Music museum in Cebu City, Philippines

JRG Halad Museum is a musically-themed museum in Cebu City, Philippines that pays homage to the musical heritage of Cebu.

==Location==
Located along V. Gullas St. (former Manalili) and D. Jakosalem St. Cebu City, the old building of The Freeman Newspaper has been converted into a museum which houses Cebuano and Visayan musical treasures and memorabilia.

==History==
Founded by Jose "Dodong" R. Gullas, the Halad Museum was inaugurated on January 12, 2010, and opened to the public on February 2, 2010.

With the founder's support, reviving works of long-forgotten composers was achieved via concerts of an award-winning university-based choir, the UV Chorale of which the first of the Halad concerts came about in 2007. In that event, a group of composers were honored posthumously including Ben Zubiri, composer of Matud Nila, and Vicente Rubi, composer of Kasadya Ning Taknaa. This started the donations of family members of the honorees for the three Halad concerts (in 2007, 2008, and 2010) from lyric sheets to instruments, prompting the idea of a repository—a museum. Eventually, the founder was inspired to actively acquire other musical memorabilia, not just to keep the memory of the honorees alive, but also hopefully, to educate youngsters on how rich Cebu's musical heritage is.

Halad means tribute or offering in the Cebuano language, as such, the museum is dedicated to the founder's parents, Don Vicente and Inday Pining Gullas, who founded the University of the Visayas in Cebu, Philippines.

In November 2010, expansion of the museum was carried out to make more room for the increasing collections held by the museum which includes memorabilia of Cebuano composers and artists in the 20th century, from musical instruments, and lyric sheets to long-playing records.

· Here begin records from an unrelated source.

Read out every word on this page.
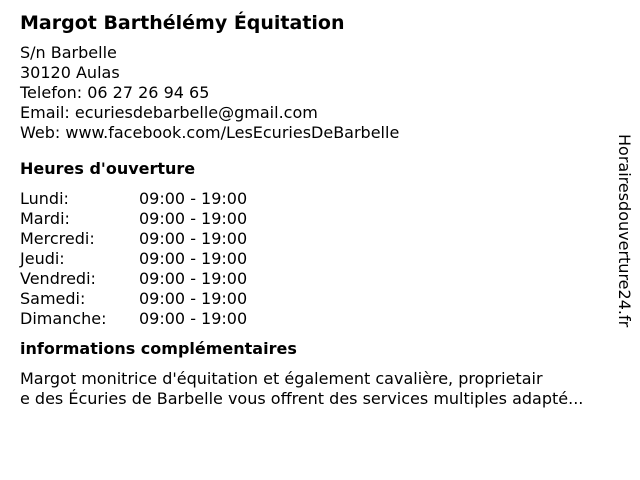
Margot Barthélémy Équitation
S/n Barbelle
30120 Aulas
Telefon: 06 27 26 94 65
Email: ecuriesdebarbelle@gmail.com
Web: www.facebook.com/LesEcuriesDeBarbelle
Heures d'ouverture
Lundi:	09:00 - 19:00
Mardi:	09:00 - 19:00
Mercredi:	09:00 - 19:00
Jeudi:	09:00 - 19:00
Vendredi:	09:00 - 19:00
Samedi:	09:00 - 19:00
Dimanche:	09:00 - 19:00
informations complémentaires
Margot monitrice d'équitation et également cavalière, proprietair
e des Écuries de Barbelle vous offrent des services multiples adapté...
Horairesdouverture24.fr
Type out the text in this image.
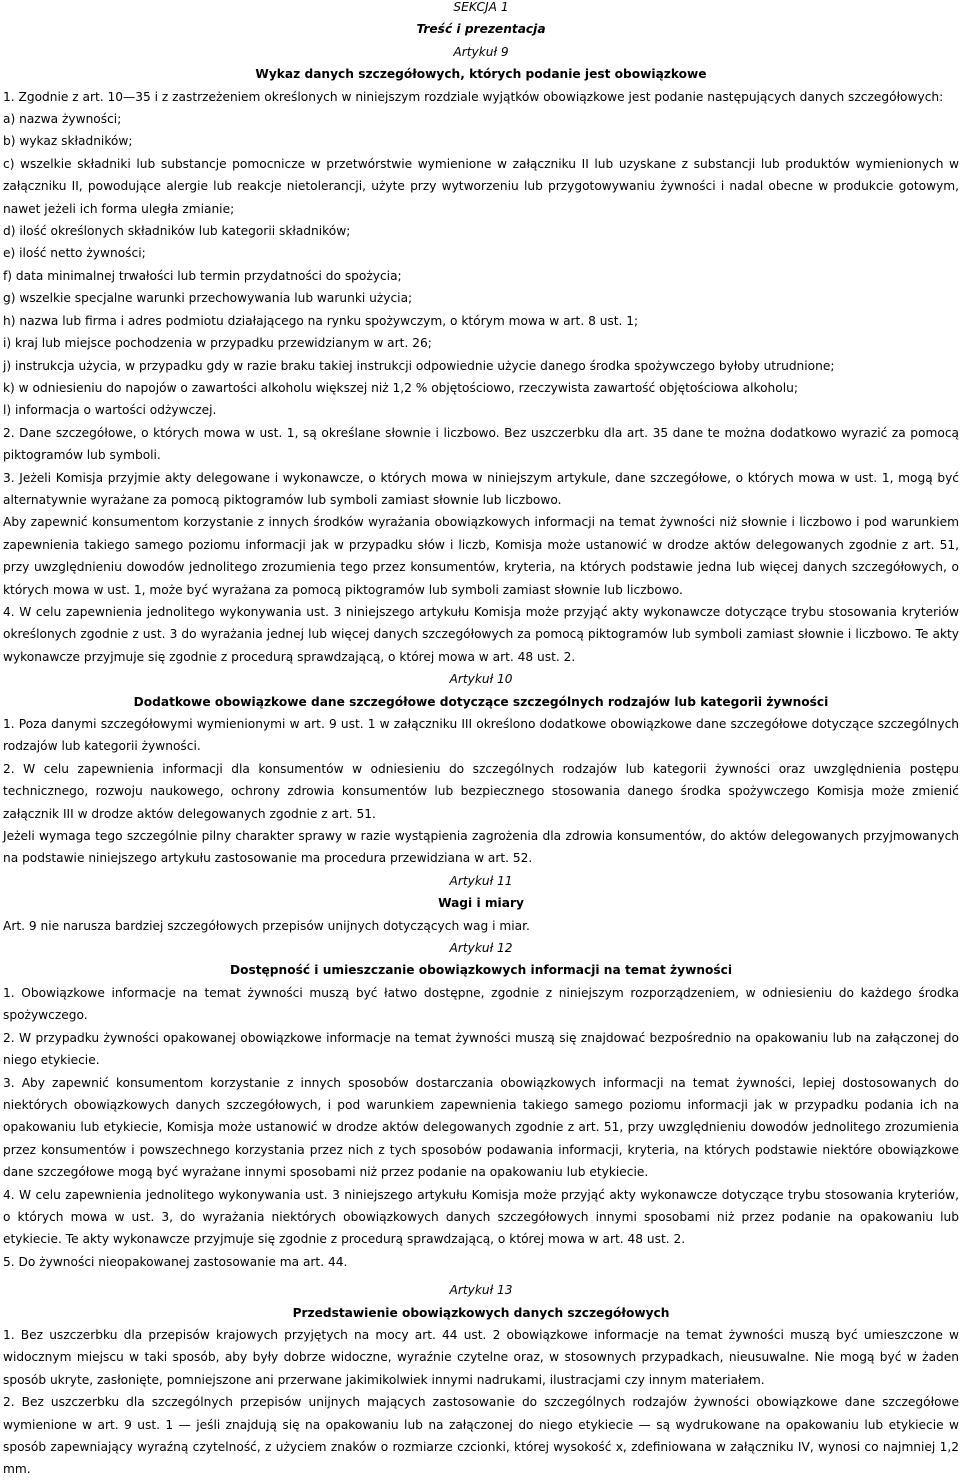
SEKCJA 1
Treść i prezentacja
Artykuł 9
Wykaz danych szczegółowych, których podanie jest obowiązkowe

1. Zgodnie z art. 10—35 i z zastrzeżeniem określonych w niniejszym rozdziale wyjątków obowiązkowe jest podanie następujących danych szczegółowych:

a) nazwa żywności;

b) wykaz składników;

c) wszelkie składniki lub substancje pomocnicze w przetwórstwie wymienione w załączniku II lub uzyskane z substancji lub produktów wymienionych w załączniku II, powodujące alergie lub reakcje nietolerancji, użyte przy wytworzeniu lub przygotowywaniu żywności i nadal obecne w produkcie gotowym, nawet jeżeli ich forma uległa zmianie;

d) ilość określonych składników lub kategorii składników;

e) ilość netto żywności;

f) data minimalnej trwałości lub termin przydatności do spożycia;

g) wszelkie specjalne warunki przechowywania lub warunki użycia;

h) nazwa lub firma i adres podmiotu działającego na rynku spożywczym, o którym mowa w art. 8 ust. 1;

i) kraj lub miejsce pochodzenia w przypadku przewidzianym w art. 26;

j) instrukcja użycia, w przypadku gdy w razie braku takiej instrukcji odpowiednie użycie danego środka spożywczego byłoby utrudnione;

k) w odniesieniu do napojów o zawartości alkoholu większej niż 1,2 % objętościowo, rzeczywista zawartość objętościowa alkoholu;

l) informacja o wartości odżywczej.

2. Dane szczegółowe, o których mowa w ust. 1, są określane słownie i liczbowo. Bez uszczerbku dla art. 35 dane te można dodatkowo wyrazić za pomocą piktogramów lub symboli.

3. Jeżeli Komisja przyjmie akty delegowane i wykonawcze, o których mowa w niniejszym artykule, dane szczegółowe, o których mowa w ust. 1, mogą być alternatywnie wyrażane za pomocą piktogramów lub symboli zamiast słownie lub liczbowo.

Aby zapewnić konsumentom korzystanie z innych środków wyrażania obowiązkowych informacji na temat żywności niż słownie i liczbowo i pod warunkiem zapewnienia takiego samego poziomu informacji jak w przypadku słów i liczb, Komisja może ustanowić w drodze aktów delegowanych zgodnie z art. 51, przy uwzględnieniu dowodów jednolitego zrozumienia tego przez konsumentów, kryteria, na których podstawie jedna lub więcej danych szczegółowych, o których mowa w ust. 1, może być wyrażana za pomocą piktogramów lub symboli zamiast słownie lub liczbowo.

4. W celu zapewnienia jednolitego wykonywania ust. 3 niniejszego artykułu Komisja może przyjąć akty wykonawcze dotyczące trybu stosowania kryteriów określonych zgodnie z ust. 3 do wyrażania jednej lub więcej danych szczegółowych za pomocą piktogramów lub symboli zamiast słownie i liczbowo. Te akty wykonawcze przyjmuje się zgodnie z procedurą sprawdzającą, o której mowa w art. 48 ust. 2.

Artykuł 10
Dodatkowe obowiązkowe dane szczegółowe dotyczące szczególnych rodzajów lub kategorii żywności

1. Poza danymi szczegółowymi wymienionymi w art. 9 ust. 1 w załączniku III określono dodatkowe obowiązkowe dane szczegółowe dotyczące szczególnych rodzajów lub kategorii żywności.

2. W celu zapewnienia informacji dla konsumentów w odniesieniu do szczególnych rodzajów lub kategorii żywności oraz uwzględnienia postępu technicznego, rozwoju naukowego, ochrony zdrowia konsumentów lub bezpiecznego stosowania danego środka spożywczego Komisja może zmienić załącznik III w drodze aktów delegowanych zgodnie z art. 51.

Jeżeli wymaga tego szczególnie pilny charakter sprawy w razie wystąpienia zagrożenia dla zdrowia konsumentów, do aktów delegowanych przyjmowanych na podstawie niniejszego artykułu zastosowanie ma procedura przewidziana w art. 52.

Artykuł 11
Wagi i miary

Art. 9 nie narusza bardziej szczegółowych przepisów unijnych dotyczących wag i miar.

Artykuł 12
Dostępność i umieszczanie obowiązkowych informacji na temat żywności

1. Obowiązkowe informacje na temat żywności muszą być łatwo dostępne, zgodnie z niniejszym rozporządzeniem, w odniesieniu do każdego środka spożywczego.

2. W przypadku żywności opakowanej obowiązkowe informacje na temat żywności muszą się znajdować bezpośrednio na opakowaniu lub na załączonej do niego etykiecie.

3. Aby zapewnić konsumentom korzystanie z innych sposobów dostarczania obowiązkowych informacji na temat żywności, lepiej dostosowanych do niektórych obowiązkowych danych szczegółowych, i pod warunkiem zapewnienia takiego samego poziomu informacji jak w przypadku podania ich na opakowaniu lub etykiecie, Komisja może ustanowić w drodze aktów delegowanych zgodnie z art. 51, przy uwzględnieniu dowodów jednolitego zrozumienia przez konsumentów i powszechnego korzystania przez nich z tych sposobów podawania informacji, kryteria, na których podstawie niektóre obowiązkowe dane szczegółowe mogą być wyrażane innymi sposobami niż przez podanie na opakowaniu lub etykiecie.

4. W celu zapewnienia jednolitego wykonywania ust. 3 niniejszego artykułu Komisja może przyjąć akty wykonawcze dotyczące trybu stosowania kryteriów, o których mowa w ust. 3, do wyrażania niektórych obowiązkowych danych szczegółowych innymi sposobami niż przez podanie na opakowaniu lub etykiecie. Te akty wykonawcze przyjmuje się zgodnie z procedurą sprawdzającą, o której mowa w art. 48 ust. 2.

5. Do żywności nieopakowanej zastosowanie ma art. 44.

Artykuł 13
Przedstawienie obowiązkowych danych szczegółowych

1. Bez uszczerbku dla przepisów krajowych przyjętych na mocy art. 44 ust. 2 obowiązkowe informacje na temat żywności muszą być umieszczone w widocznym miejscu w taki sposób, aby były dobrze widoczne, wyraźnie czytelne oraz, w stosownych przypadkach, nieusuwalne. Nie mogą być w żaden sposób ukryte, zasłonięte, pomniejszone ani przerwane jakimikolwiek innymi nadrukami, ilustracjami czy innym materiałem.

2. Bez uszczerbku dla szczególnych przepisów unijnych mających zastosowanie do szczególnych rodzajów żywności obowiązkowe dane szczegółowe wymienione w art. 9 ust. 1 — jeśli znajdują się na opakowaniu lub na załączonej do niego etykiecie — są wydrukowane na opakowaniu lub etykiecie w sposób zapewniający wyraźną czytelność, z użyciem znaków o rozmiarze czcionki, której wysokość x, zdefiniowana w załączniku IV, wynosi co najmniej 1,2 mm.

The revamped and completed Halad Museum was opened to the public on June 13, 2011, with more musical pieces on exhibit. The museum features three galleries dedicated to Cebuano music, kinaiyang Sugbuanon (Cebuano cultural traditions), and the founder's gallery.

==Permanent Exhibits==
The Halad Music Gallery displays composers from the 20th century who have produced well-known Cebuano songs, as well as artists who have earned international recognition for their talents. Highlights include original music sheets and musical instruments played by the composers themselves and numerous awards and personal items from gowns to gadgets owned by the artists. Turntables and digital music stations are also available for visitors.

The musical memorabilia plus instruments occupy the main section of the museum, but with its recent expansion, it is now home to other interests. The Kinaiyang Sugbuanon section showcases the Cebuano traditions over time including life-cycle events, popular practices, and expressions of religiosity in the different artworks depicted. Another gallery is devoted to the founder who pays tribute to the most influential people in his life, his parents and his living commitment to heritage preservation.

==Resolution==
On June 22, 2011, the Cebu City Council commended the museum founder, Jose R. Gullas, for his efforts to help preserve Cebu's musical and cultural heritage through the Halad Museum. A commendation was made through a resolution sponsored by Councilor Margarita Osmeña, chairperson of the council's committee on tourism and culture.